Posted by: , Posted on: - Categories: Explosive Ordnance Clearance, Public Access, Public safety

A member of the Vertical Technologies team, dressed in a helmet and reflective jacket swings a rope down the cliff to a colleague.
Vertical Technologies staff working on site. [Crown Copyright/MOD2019]
In 2015, an overhanging rock face began to collapse, damaging the public stairway that leads down from the South West Coast Path Trail to the Fossil Forest, located within Lulworth Ranges. Due to the risk to public safety the site had to be closed. DIO has since worked with Lulworth Estate, Natural England, Dorset Council and Vertical Technologies to repair the stairway and re-open the site.

As the Fossil Forest is an important visitor site for universities, schools and specialists, we’re also creating a seating and viewing area for visitors, designed by Aileen Shackell Landscape Design. This will give visitors the opportunity to enjoy, explore and learn more about the Fossil Forest.

What is the Fossil Forest?

You’re probably wondering what the Fossil Forest is, well let me explain. Step back 144 million years, during the Jurassic period, when dinosaurs first roamed the earth. During this time, there was a drop in sea levels and a number of islands were formed and surrounded by saline lagoons. A tropical forest grew on what is now Lulworth Ranges. After a change in climate, it flooded and became a saline lagoon. This killed the trees and evidence of their stumps, trunks and roots became preserved as fossils, still visible today.

Removing ordnance

Lulworth Ranges is a live firing area, so it was essential to check that there was no unexploded ordnance on the site. We carried out a survey using hand held equipment to check for unexploded ordnance. Luckily, none was found. This check was required to allow the Vertical Technology Team to safely drill into the ground to install netting.
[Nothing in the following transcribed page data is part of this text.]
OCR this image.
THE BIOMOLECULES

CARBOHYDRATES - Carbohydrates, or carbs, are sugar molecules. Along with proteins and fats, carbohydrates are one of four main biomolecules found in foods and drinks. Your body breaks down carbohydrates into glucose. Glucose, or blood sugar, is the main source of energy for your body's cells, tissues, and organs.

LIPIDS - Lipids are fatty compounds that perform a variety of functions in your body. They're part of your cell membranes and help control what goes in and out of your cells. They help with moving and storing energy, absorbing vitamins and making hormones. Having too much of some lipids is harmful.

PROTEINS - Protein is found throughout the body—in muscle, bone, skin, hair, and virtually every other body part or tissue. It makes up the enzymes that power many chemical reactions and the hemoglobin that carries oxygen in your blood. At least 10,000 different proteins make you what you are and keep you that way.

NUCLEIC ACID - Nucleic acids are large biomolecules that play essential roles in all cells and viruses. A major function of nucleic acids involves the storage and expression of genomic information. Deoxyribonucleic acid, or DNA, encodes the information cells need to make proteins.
Keri Thomas, from the Environmental and Ordnance Liability team at DIO carrying out a check with a piece of equipment on the cliff edge of the South West Coast Path Trail in Dorset. She is standing on grass at the edge of the cliff with a sea view.
One of our members from DIO's Environmental and Ordnance Liability team carrying out an explosive ordnance check [Crown Copyright/MOD2019]

Rock netting the cliff

Netting was installed by Vertical Technologies from the top of the cliff down to the rock front to catch any falling rocks. This is essential to help protect the new steps that will be be repaired and replaced by Dorset Council's engineering team over the summer holidays.

Working with our partners

We partnered up with the Lulworth Estate, Dorset Council, the Dorset Area of Outstanding Natural Beauty team and Natural England to deliver the project. Natural England granted us permission to carry out this work as the area is located on a Site of Special Scientific Interest. We’re hoping to have this work completed by the end of autumn this year.

The image shows metal netting over the rocks. It is taken from the top of a steep slope looking down towards the sea.